В той, нашей прежней жизни, с Юлией Зорий мы скорее привыкли пить кофе. Мы у себя на кухне, она – в студии утреннего шоу ICTV «Ранок у великому місті». Встречали вместе день, хотя и по разные стороны экрана, но одинаково улыбались, приятно удивлялись, что-то узнавали. С первых дней войны Юля как практикующий психолог стала работать на линии психологической поддержки.
С Юлией Зорий, телеведущей, психологом, супругой министра обороны Алексея Резникова мы поговорили о жизни. Кстати, даже в войну муж не изменяет традиции дарить ей цветы, где бы они ни были, а такие вещи и наполняют эту самую жизнь.
У психологов есть свои психологи
- Юля, как вы себя чувствуете?
- Чувствую себя нормально. Нормально – это самое распространенное слово уже несколько месяцев подряд, наверное, для всех: «Как ты?» – «Нормально».
- Сегодня многие говорят об эмоциональных качелях, когда настроение может буквально через час кардинально измениться. У вас такое бывает?
– Я живой человек. Да, я психолог, и знаю, что с ними делать, но это не значит, что я от них застрахована. От какого-то подъема и оптимизма до полной грусти и печали – это нормальное состояние человеческой психики. Поэтому я тоже это чувствую. Просто могу поскорее себе помочь.
- Можете сама справиться?
– У психологов есть свои психологи (улыбается). И то, что мне не удается сделать самостоятельно, я делаю со своим психологом. В общем, если ты знаешь алгоритм, как это работает, когда принимаешь тот факт, что эмоциональные качели – это нормально, что реалии, в которых мы живем, – вот такие, просто возникает вопрос: что я могу с этим сделать, как, учитывая все эти факторы, могу себе улучшить жизнь? Улучшить жизнь в тех условиях, в которых я нахожусь, в тех обстоятельствах, с теми, кто рядом со мной, с теми, за кого я отвечаю. Ты просто принимаешь эти факторы, собираешься и начинаешь действовать.
– Вы сейчас работаете на горячей линии психологической поддержки. Чаще всего с какими проблемами к вам обращаются люди?
– Если брать начало войны, то люди звонили, потому что чувствовали растерянность. Они не могли поверить в происходящее. Они хотели ответов на вопрос, когда все закончится, что делать – уезжать или не уезжать. Но ведь психологи не имеют права советовать и принимать решения за человека. Мы просто говорили, учитывали все те факторы, которые есть в жизни этого человека, чтобы, получая более объемную картинку, он сам мог принять для себя решение.
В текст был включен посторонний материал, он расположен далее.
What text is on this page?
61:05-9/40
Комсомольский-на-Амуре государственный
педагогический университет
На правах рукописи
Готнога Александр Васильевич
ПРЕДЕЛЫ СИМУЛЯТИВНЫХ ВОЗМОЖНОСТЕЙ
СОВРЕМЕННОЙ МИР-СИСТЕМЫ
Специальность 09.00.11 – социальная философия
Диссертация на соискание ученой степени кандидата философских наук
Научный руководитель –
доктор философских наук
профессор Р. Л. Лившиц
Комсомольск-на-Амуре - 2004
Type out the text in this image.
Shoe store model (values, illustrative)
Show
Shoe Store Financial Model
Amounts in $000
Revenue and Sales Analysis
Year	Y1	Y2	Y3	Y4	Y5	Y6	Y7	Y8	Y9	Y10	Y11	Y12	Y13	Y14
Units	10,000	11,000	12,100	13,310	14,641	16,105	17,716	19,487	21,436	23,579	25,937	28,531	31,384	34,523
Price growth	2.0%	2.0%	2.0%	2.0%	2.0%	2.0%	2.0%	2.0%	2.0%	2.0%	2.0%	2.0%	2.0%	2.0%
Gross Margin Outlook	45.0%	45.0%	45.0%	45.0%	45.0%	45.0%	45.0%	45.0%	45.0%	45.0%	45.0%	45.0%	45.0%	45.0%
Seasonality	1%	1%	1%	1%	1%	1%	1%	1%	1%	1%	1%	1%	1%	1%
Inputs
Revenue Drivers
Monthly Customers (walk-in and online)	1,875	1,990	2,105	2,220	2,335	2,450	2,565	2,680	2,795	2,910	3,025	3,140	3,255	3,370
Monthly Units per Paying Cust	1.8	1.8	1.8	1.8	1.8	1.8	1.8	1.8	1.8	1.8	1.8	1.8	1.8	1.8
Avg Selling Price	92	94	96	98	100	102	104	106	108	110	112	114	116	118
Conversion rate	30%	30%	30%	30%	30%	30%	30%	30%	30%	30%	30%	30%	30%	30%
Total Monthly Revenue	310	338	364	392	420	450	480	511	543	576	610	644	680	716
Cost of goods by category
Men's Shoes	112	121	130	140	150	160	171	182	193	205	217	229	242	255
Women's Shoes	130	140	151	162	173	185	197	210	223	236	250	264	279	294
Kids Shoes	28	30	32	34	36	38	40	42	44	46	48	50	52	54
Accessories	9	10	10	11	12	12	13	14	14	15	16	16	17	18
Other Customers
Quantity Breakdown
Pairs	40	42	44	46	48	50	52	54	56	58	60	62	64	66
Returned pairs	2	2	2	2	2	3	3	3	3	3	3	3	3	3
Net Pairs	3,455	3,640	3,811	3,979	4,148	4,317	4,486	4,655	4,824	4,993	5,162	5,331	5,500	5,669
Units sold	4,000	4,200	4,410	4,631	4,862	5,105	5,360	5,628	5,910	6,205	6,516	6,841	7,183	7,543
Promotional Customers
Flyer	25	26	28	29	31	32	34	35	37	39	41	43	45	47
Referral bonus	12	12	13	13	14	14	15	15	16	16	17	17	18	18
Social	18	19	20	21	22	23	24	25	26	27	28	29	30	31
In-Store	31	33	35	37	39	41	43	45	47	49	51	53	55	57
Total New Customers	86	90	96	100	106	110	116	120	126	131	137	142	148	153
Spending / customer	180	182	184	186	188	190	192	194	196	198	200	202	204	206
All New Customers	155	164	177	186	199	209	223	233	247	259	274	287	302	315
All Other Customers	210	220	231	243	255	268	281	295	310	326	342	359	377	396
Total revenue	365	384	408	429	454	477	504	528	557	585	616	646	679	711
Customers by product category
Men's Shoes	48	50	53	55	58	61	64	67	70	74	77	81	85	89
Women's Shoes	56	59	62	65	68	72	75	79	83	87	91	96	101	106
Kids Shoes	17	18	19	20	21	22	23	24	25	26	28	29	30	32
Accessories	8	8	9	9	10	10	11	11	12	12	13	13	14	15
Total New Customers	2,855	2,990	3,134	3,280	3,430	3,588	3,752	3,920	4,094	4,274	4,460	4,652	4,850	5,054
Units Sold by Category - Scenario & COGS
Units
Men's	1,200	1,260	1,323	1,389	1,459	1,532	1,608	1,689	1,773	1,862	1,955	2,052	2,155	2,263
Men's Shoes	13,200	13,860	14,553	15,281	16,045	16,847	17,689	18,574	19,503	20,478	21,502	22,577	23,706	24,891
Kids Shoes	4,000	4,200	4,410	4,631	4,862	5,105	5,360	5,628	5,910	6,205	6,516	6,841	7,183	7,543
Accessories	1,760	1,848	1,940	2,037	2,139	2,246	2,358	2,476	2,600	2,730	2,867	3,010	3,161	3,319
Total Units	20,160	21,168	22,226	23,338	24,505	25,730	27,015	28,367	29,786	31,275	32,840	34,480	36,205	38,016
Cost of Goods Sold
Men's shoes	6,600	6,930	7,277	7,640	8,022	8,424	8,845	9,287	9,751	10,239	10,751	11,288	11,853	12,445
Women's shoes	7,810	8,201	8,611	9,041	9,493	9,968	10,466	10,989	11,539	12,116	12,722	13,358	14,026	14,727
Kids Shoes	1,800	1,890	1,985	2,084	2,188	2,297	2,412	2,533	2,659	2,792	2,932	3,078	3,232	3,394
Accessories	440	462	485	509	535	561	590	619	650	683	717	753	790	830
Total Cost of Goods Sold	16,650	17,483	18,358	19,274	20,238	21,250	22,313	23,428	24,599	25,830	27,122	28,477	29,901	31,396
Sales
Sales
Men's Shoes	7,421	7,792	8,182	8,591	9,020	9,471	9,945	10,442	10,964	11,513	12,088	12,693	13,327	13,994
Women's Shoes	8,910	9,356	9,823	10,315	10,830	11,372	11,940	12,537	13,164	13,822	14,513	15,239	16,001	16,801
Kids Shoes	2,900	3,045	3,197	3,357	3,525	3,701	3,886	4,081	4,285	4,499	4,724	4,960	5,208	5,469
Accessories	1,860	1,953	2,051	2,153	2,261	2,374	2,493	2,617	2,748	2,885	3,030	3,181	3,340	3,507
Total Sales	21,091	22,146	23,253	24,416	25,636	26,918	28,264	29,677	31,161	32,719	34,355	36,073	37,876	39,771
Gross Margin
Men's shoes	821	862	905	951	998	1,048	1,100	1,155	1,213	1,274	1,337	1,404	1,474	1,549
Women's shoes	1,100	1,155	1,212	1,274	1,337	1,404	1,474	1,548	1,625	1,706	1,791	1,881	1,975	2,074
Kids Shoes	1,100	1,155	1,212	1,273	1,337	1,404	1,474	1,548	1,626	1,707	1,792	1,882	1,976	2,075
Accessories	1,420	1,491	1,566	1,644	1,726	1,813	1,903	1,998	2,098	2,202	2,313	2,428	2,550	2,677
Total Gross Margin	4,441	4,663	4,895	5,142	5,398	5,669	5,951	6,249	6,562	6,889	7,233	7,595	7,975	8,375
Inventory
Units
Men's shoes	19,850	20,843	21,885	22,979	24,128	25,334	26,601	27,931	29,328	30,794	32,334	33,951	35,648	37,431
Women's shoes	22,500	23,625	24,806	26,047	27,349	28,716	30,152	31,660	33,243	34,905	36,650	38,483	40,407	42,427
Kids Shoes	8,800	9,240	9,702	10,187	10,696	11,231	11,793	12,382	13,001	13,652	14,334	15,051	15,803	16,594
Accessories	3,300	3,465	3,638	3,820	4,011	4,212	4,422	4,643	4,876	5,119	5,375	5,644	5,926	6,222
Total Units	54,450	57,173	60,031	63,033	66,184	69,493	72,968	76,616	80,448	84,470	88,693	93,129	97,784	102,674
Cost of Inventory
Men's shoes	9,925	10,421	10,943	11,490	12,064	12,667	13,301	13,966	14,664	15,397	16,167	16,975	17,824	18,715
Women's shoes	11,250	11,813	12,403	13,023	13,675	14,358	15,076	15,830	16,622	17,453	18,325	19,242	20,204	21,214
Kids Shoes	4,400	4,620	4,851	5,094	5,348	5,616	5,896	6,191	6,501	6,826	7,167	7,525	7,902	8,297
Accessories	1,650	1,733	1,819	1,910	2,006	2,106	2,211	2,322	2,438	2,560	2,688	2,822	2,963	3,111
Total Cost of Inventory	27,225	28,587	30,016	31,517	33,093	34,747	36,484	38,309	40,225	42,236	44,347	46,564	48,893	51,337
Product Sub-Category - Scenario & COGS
Потому что у каждого – и своя ответственность.
Потом люди поняли, что действительно война, нужно как-то действовать, и было определенное затишье. Но опять же, это не означало, что не было звонков, просто их было меньше. Дальше – как с этими эмоциональными качелями. Мы приняли войну как факт, будто собрались, начали как-то действовать, а в какой-то момент наши силы нас покидают, и мы снова впадаем в апатию, печаль, тупик, непонимание того, что делать.
Потом были другие звонки – когда люди начали терять своих близких. Утрата близкого человека, сильная боль, печаль. Люди спрашивали, как справиться, как жить со страхом, что будет дальше.
Сейчас я меньше работаю на горячей линии, больше – на частных консультациях. У меня есть волонтерские, бесплатные консультации, если кто-то хочет – у меня есть возможность, время и желание, обращайтесь. И я веду своих клиентов, которые у меня были.
Многие за границей, им там тяжело, они обращаются с вопросами, как им налаживать там свой быт, когда не очень хочется там вообще засиживаться, потому что хочется домой. А домой либо нельзя, потому что с детьми страшно, либо разрушенное жилье, некуда возвращаться.
Человек, который не паникует и не разгоняет панику, – тоже супергерой
– А вы сама «живая» после этих разговоров? Как найти нужные слова? Иногда слова невозможно подобрать даже для близких, которых ты понимаешь, знаешь, что им болит.
– А для близких вообще сложно что-то подбирать, поэтому психологи не работают с родственниками, близкими друзьями. Постороннему человеку легче что-то объяснить, потому что у тебя нет эмоциональной привязки. Хотя ты даже не объясняешь, а просто показываешь большую палитру выбора, что может сделать человек.
Насколько это сложно? В начале было очень сложно. У меня тоже было эмоциональное состояние достаточно напряженное. И вот мы общаемся, человек плачет, благодарит, что ему ситуативно стало легче, ты все это слушаешь, слушаешь, слушаешь, кладешь трубку и плачешь. Потому что тебе страшно жаль этих людей, страшно жаль вообще, что все это с нами происходит, ты злишься, думаешь: ну какого черта вообще кто-то приперся к нам домой и разрушил нашу жизнь, которой мы жили. А потом умылась, собралась, выпила чаю – и дальше работать, потому что помощь нужна.
– Что или кто вам дает уверенность, что все будет хорошо?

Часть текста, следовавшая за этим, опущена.